Tak hanya itu, catatan tersebut membuat beban yang ditanggung Garuda Indonesia menjadi lebih besar untuk membayar Pajak Penghasilan (PPh) dan Pajak Pertambahan Nilai (PPN). Padahal, beban itu seharusnya belum menjadi kewajiban karena pembayaran dari kerja sama dengan Mahata belum masuk ke kantong perusahaan.

Chairal mengkonfirmasi keberatan surat itu kepada awak media usai Rapat Umum Pemegang Saham Tahunan (RUPST) pada Rabu (24/4).

Ia mengatakan ada dua pendapat yang berbeda dalam penyajian laporan keuangan Garuda Indonesia periode 2018. Chairal sempat meminta agar keberatan itu dibacakan dalam RUPST, tapi atas keputusan pimpinan rapat permintaan itu tak dikabulkan.

"Tadi di rapat minta untuk dibacakan. Tapi pimpinan rapat tidak perlu dibacakan karena ada di dalam laporan komisaris dan dilekatkan di dalam laporan tahunan keuangan," ucap Chairal.

Dia mengaku hanya berupaya melakukan haknya sebagai salah satu komisaris untuk mengecek laporan keuangan. Namun, laporan itu disebut Chairal sudah diterima dalam RUPST oleh pemegang saham.

"Laporan tidak berubah, kan sudah diterima di RUPST. Tapi dengan dua catatan yaitu ada perbedaan pendapat. Itu saja," jelas Chairal.

Dengan perbedaan pendapat seperti ini, Chairal enggan berkomentar terkait posisi Trans Airways ke depannya sebagai pemegang saham di Garuda Indonesia.

Ditemui di tempat yang sama, Deputi Bidang Usaha Jasa Keuangan, Jasa Survei dan Jasa Konsultasi Kementerian Badan Usaha Milik Negara (BUMN) Gatot Trihargo enggan berkomentar banyak soal dua pendapat yang berbeda terkait laporan keuangan Garuda Indonesia 2018.

"Tanya ke direktur keuangan, kan semua sudah diaudit," ujar Gatot.

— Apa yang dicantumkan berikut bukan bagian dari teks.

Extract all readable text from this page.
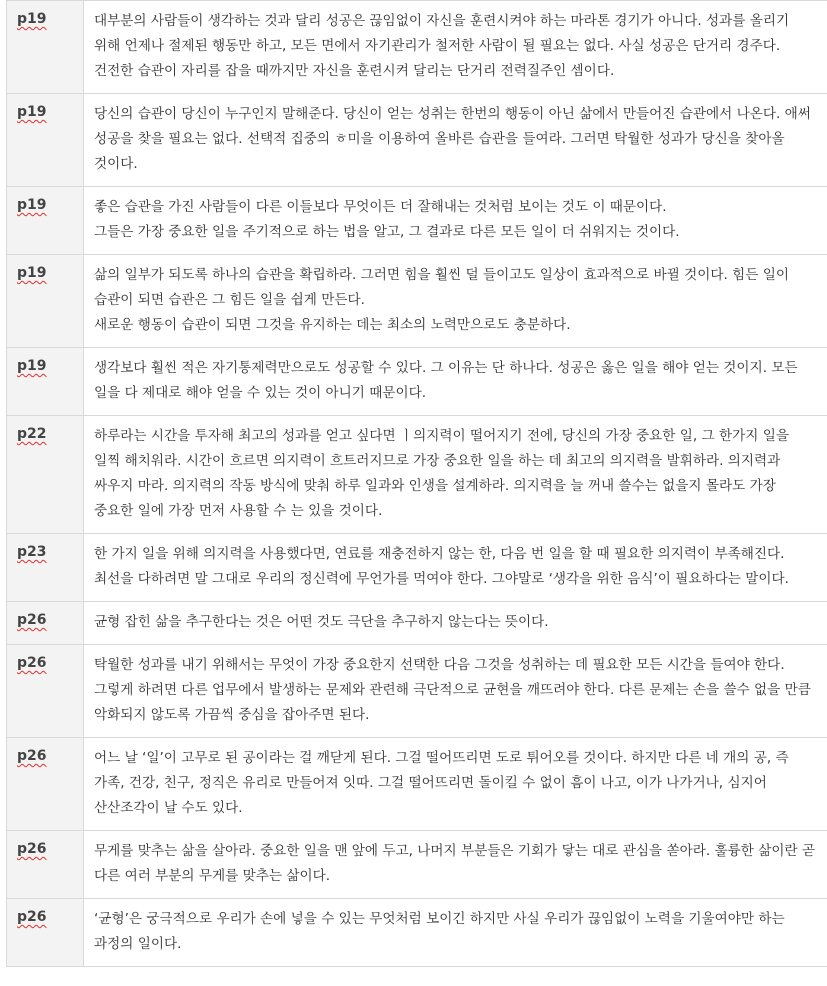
p19	대부분의 사람들이 생각하는 것과 달리 성공은 끊임없이 자신을 훈련시켜야 하는 마라톤 경기가 아니다. 성과를 올리기 위해 언제나 절제된 행동만 하고, 모든 면에서 자기관리가 철저한 사람이 될 필요는 없다. 사실 성공은 단거리 경주다. 건전한 습관이 자리를 잡을 때까지만 자신을 훈련시켜 달리는 단거리 전력질주인 셈이다.
p19	당신의 습관이 당신이 누구인지 말해준다. 당신이 얻는 성취는 한번의 행동이 아닌 삶에서 만들어진 습관에서 나온다. 애써 성공을 찾을 필요는 없다. 선택적 집중의 ㅎ미을 이용하여 올바른 습관을 들여라. 그러면 탁월한 성과가 당신을 찾아올 것이다.
p19	좋은 습관을 가진 사람들이 다른 이들보다 무엇이든 더 잘해내는 것처럼 보이는 것도 이 때문이다.
그들은 가장 중요한 일을 주기적으로 하는 법을 알고, 그 결과로 다른 모든 일이 더 쉬워지는 것이다.
p19	삶의 일부가 되도록 하나의 습관을 확립하라. 그러면 힘을 훨씬 덜 들이고도 일상이 효과적으로 바뀔 것이다. 힘든 일이 습관이 되면 습관은 그 힘든 일을 쉽게 만든다.
새로운 행동이 습관이 되면 그것을 유지하는 데는 최소의 노력만으로도 충분하다.
p19	생각보다 훨씬 적은 자기통제력만으로도 성공할 수 있다. 그 이유는 단 하나다. 성공은 옳은 일을 해야 얻는 것이지. 모든 일을 다 제대로 해야 얻을 수 있는 것이 아니기 때문이다.
p22	하루라는 시간을 투자해 최고의 성과를 얻고 싶다면 ㅣ의지력이 떨어지기 전에, 당신의 가장 중요한 일, 그 한가지 일을 일찍 해치워라. 시간이 흐르면 의지력이 흐트러지므로 가장 중요한 일을 하는 데 최고의 의지력을 발휘하라. 의지력과 싸우지 마라. 의지력의 작동 방식에 맞춰 하루 일과와 인생을 설계하라. 의지력을 늘 꺼내 쓸수는 없을지 몰라도 가장 중요한 일에 가장 먼저 사용할 수 는 있을 것이다.
p23	한 가지 일을 위해 의지력을 사용했다면, 연료를 재충전하지 않는 한, 다음 번 일을 할 때 필요한 의지력이 부족해진다. 최선을 다하려면 말 그대로 우리의 정신력에 무언가를 먹여야 한다. 그야말로 ‘생각을 위한 음식’이 필요하다는 말이다.
p26	균형 잡힌 삶을 추구한다는 것은 어떤 것도 극단을 추구하지 않는다는 뜻이다.
p26	탁월한 성과를 내기 위해서는 무엇이 가장 중요한지 선택한 다음 그것을 성취하는 데 필요한 모든 시간을 들여야 한다. 그렇게 하려면 다른 업무에서 발생하는 문제와 관련해 극단적으로 균현을 깨뜨려야 한다. 다른 문제는 손을 쓸수 없을 만큼 악화되지 않도록 가끔씩 중심을 잡아주면 된다.
p26	어느 날 ‘일’이 고무로 된 공이라는 걸 깨닫게 된다. 그걸 떨어뜨리면 도로 튀어오를 것이다. 하지만 다른 네 개의 공, 즉 가족, 건강, 친구, 정직은 유리로 만들어져 잇따. 그걸 떨어뜨리면 돌이킬 수 없이 흠이 나고, 이가 나가거나, 심지어 산산조각이 날 수도 있다.
p26	무게를 맞추는 삶을 살아라. 중요한 일을 맨 앞에 두고, 나머지 부분들은 기회가 닿는 대로 관심을 쏟아라. 훌륭한 삶이란 곧 다른 여러 부분의 무게를 맞추는 삶이다.
p26	‘균형’은 궁극적으로 우리가 손에 넣을 수 있는 무엇처럼 보이긴 하지만 사실 우리가 끊임없이 노력을 기울여야만 하는 과정의 일이다.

Ia menyebut sudah mempertanyakan perbedaan pendapat itu kepada manajemen. Hanya saja, Kementerian BUMN tak bisa ikut campur terlalu jauh karena Garuda Indonesia merupakan perusahaan terbuka.

"Ini kan perusahaan Tbk, kalau non-Tbk kami kan bisa masuk lebih dalam. Kalau Tbk kami nggak (bisa masuk lebih dalam) sebelum pengesahan, kami tahunya setelah audit," jelas Gatot.

Sementara, Direktur Keuangan dan Manajemen Risiko Fuad Rizal mengatakan keputusan perusahaan untuk memasukkan pendapatan dari Mahata sudah sesuai dengan Pernyataan Standar Akuntansi Keuangan (PSAK). Manajemen percaya diri karena sudah diaudit secara independen.

"Laporan PSAK dimungkinkan untuk 2018 walau belum ada pendapatan yang diterima. Ini juga sudah audit independen dengan opini wajar tanpa pengecualian," ucap Fuad.

Ia mengatakan keberatan tersebut terjadi karena perbedaan pendapat antara salah satu komisaris dengan manajemen saja. Namun, mayoritas komisaris diklaim menyetujui laporan keuangan 2018.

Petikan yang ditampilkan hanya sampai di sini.